Altogether 40,000 homeless Baoxing residents are waiting to be relocated as most houses in Lingguan Township and Daxi Village in the county have suffered damage.

Airborne remote sensing images showed that more than 60 percent of buildings in the county seat had suffered damage.

Power supplies have been restored in only a few villages in Baoxing, the most part of which is still shrouded in darkness.

Dire need

Quake survivors in Lushan County are in urgent need of water, food and tents. Xinhua reporters witnessed that residents were waiting for relief goods along the roads linking remote mountain towns in Lushan. Children held up cardboard describing their distress. "500 people, no food, no water, no tents," read a paperboard.

"I had no food for a whole day," said a resident in the Wangjia Village of Longmen Township in Lushan.

The villager was queuing for mineral water dished out by Chen Guangbiao, a high-profile Chinese philanthropist.

Chen said he distributed 1,000 quilts and 1,000 kg of bread while promising to raise 2.3 million yuan (372,337 U.S. dollars) for the quake-stricken region.

But, many of the villagers still gathered at the road near the gate of the village, waiting for the arrival of the rescue teams, as all their food had been buried in the debris.

In the Zhongli Township, 20 km north of the Ya'an City proper, local villagers have set up make-shift tents with any possible materials at hand.

In Baoxing, many local residents spent the night outdoors, in short of food, water and clothing, as there were not enough tents for every family and people were afraid of returning to their ramshackle homes to get supplies amid constant aftershocks.

Chinese Premier Li Keqiang on Sunday urged the country's railway and transportation departments to make every effort to facilitate the entry of tents, quilts and other materials into the quake-hit area.

With resumed traffic and eased traffic jams on more roads, relief supplies are reaching an increasing number of the needy survivors.

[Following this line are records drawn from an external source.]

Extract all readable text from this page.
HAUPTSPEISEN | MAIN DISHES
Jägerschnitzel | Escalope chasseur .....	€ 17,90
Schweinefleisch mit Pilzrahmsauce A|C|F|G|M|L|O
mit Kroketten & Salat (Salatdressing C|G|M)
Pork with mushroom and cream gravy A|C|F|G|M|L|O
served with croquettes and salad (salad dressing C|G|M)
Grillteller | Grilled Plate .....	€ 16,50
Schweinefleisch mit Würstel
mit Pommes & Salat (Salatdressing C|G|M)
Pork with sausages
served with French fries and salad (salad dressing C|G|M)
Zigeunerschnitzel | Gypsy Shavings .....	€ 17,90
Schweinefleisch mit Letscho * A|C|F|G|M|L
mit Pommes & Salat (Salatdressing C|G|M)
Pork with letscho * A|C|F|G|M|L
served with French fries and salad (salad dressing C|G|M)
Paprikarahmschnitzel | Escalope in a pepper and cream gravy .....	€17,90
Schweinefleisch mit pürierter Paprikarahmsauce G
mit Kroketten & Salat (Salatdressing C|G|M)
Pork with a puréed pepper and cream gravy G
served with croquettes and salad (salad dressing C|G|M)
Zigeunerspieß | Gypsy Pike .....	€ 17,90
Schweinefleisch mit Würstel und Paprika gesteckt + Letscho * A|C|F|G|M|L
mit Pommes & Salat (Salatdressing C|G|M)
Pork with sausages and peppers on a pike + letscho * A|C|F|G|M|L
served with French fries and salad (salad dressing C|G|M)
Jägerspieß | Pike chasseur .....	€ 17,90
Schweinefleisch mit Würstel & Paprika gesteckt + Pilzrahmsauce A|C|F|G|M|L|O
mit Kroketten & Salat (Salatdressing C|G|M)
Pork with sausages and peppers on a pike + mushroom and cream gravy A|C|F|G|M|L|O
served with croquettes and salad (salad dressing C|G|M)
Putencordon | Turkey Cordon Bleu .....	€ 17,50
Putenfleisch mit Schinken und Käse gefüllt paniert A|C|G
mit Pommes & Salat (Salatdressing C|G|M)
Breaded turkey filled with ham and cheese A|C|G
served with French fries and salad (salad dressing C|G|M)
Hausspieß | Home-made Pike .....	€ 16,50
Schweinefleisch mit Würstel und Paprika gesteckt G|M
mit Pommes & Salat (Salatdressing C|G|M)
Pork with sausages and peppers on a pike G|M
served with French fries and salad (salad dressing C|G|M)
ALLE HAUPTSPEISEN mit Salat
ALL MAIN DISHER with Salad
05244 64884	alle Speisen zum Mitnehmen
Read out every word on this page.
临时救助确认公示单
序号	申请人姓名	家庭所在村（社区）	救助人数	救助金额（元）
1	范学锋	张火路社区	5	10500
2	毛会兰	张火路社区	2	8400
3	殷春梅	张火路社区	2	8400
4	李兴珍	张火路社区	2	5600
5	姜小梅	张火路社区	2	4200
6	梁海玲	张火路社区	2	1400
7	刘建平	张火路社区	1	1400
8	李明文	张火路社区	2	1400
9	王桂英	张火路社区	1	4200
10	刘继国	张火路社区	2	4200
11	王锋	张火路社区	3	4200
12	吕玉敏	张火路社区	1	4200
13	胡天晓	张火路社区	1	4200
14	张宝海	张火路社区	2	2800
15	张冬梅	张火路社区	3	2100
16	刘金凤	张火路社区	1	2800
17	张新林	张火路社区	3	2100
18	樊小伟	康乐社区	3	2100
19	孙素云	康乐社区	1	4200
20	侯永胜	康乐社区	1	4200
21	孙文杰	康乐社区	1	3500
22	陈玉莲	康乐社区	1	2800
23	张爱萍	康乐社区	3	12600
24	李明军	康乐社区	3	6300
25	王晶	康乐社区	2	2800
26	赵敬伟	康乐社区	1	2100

The survivors are also helping themselves. In one of the relocation sites in Lushan's Baosheng Township, over 100 people are handing each other dishes, sharing the food they cooked with meat and vegetables they risked their lives to fetch from their damaged houses.

"My food is also theirs," one of them told Xinhua.

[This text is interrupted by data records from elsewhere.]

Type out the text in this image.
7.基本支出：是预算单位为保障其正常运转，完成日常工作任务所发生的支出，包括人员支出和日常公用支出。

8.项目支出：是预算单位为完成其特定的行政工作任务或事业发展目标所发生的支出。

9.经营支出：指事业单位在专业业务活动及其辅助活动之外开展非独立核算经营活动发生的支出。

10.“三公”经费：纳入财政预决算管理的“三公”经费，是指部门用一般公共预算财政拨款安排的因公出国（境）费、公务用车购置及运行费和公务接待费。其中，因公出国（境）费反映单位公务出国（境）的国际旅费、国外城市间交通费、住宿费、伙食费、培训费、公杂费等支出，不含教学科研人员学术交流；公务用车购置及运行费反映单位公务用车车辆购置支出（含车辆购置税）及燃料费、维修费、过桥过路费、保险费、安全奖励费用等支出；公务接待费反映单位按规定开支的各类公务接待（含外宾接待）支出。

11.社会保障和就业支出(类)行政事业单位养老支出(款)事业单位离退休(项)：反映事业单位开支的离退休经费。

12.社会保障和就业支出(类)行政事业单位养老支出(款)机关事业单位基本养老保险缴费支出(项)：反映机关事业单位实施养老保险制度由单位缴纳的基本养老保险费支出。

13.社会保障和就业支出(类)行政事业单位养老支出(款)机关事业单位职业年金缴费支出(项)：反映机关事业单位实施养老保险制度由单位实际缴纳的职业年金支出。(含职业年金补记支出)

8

As of Sunday afternoon, water had been drained off from five reservoirs in Lushan, which suffered cracks and leakage and had posed a threat to people living in the lower reaches, to ensure the local residents' safety, according to a Lushan County government statement.

The quake-stricken area is expected to receive rainfall in the following three days, according to the Sichuan Provincial Meteorological Observatory.

Life miracle

The institute warned that rescuers should be aware of the secondary disasters such as falling rocks and landslides triggered by continual aftershocks, which have already caused great difficulties for the rescuers.

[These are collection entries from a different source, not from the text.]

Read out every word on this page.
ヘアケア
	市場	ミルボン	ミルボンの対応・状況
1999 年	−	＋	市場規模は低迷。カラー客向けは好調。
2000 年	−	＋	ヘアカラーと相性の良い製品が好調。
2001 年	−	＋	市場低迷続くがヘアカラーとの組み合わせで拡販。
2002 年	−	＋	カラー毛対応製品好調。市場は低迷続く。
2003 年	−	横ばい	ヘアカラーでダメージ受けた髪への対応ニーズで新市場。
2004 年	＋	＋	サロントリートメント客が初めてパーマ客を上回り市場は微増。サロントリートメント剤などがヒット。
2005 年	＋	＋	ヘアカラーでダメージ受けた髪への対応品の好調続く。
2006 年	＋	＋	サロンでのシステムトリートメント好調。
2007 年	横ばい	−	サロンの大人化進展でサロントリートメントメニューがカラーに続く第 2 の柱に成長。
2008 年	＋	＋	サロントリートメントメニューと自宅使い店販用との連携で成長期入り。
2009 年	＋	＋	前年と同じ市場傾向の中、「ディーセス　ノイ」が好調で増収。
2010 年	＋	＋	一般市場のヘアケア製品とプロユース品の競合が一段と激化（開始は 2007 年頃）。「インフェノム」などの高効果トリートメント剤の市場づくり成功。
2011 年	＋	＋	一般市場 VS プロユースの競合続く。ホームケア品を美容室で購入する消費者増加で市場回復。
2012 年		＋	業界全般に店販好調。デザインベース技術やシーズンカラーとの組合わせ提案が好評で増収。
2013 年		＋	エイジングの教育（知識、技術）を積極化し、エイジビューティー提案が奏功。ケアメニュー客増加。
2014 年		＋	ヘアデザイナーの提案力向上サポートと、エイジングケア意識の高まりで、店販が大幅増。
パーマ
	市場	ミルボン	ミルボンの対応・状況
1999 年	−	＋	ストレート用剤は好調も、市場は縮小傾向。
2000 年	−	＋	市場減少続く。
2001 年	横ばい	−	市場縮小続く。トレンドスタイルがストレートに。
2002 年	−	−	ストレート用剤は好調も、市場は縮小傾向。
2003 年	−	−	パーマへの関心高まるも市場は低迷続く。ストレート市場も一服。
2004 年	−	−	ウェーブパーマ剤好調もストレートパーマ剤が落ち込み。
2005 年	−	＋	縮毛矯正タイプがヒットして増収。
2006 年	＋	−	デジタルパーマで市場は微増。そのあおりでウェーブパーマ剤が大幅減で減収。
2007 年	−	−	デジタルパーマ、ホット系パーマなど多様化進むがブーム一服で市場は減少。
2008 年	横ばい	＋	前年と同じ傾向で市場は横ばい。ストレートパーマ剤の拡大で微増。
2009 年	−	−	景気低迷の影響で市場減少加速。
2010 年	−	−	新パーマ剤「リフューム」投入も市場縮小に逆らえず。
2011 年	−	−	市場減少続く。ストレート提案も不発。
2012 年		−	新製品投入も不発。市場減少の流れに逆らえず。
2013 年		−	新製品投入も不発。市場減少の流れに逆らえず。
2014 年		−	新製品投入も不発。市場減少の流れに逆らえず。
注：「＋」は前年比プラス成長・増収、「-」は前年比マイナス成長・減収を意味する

On the road linking Lushan and Baoxing, where the traffic has been newly restored, rolling stones triggered by the aftershocks kept hitting the roof of the passing vehicles.

"It is like being hit by 'an intense shower'," said Sun Tiexiang, a Xinhua reporter who was travelling with the car of a local medical team.

Bao Yuhuai, a senior officer with an armed police rescue team in Lushan told Xinhua that aftershocks and the ensuing landslides are the biggest challenges in road clearing.

"Some sections we just cleared have been buried by falling stones after the aftershocks," he said.

But the nonstop rescue did pay off. According to the head office of China's armed police, 5,800 police staff have saved 103 people in quake hit areas.

More than 2,300 firemen who are engaged in rescue work have saved 96 people, according to China's Ministry of Public Security.

The total number of the people saved in the quake region, however, is not immediately known.

In the small hours on Sunday, a 12-year-old girl, pulled out of her collapsed house in Lushan by rescuers nearly two hours after the quake, came to herself from a nearly 14-hour coma thanks to a major chest operation in a military hospital in Chengdu, capital of Sichuan.

"It's definitely a difficult operation in such a situation," said Su Yonglin, the vice head of the hospital. "But it is a very successful one."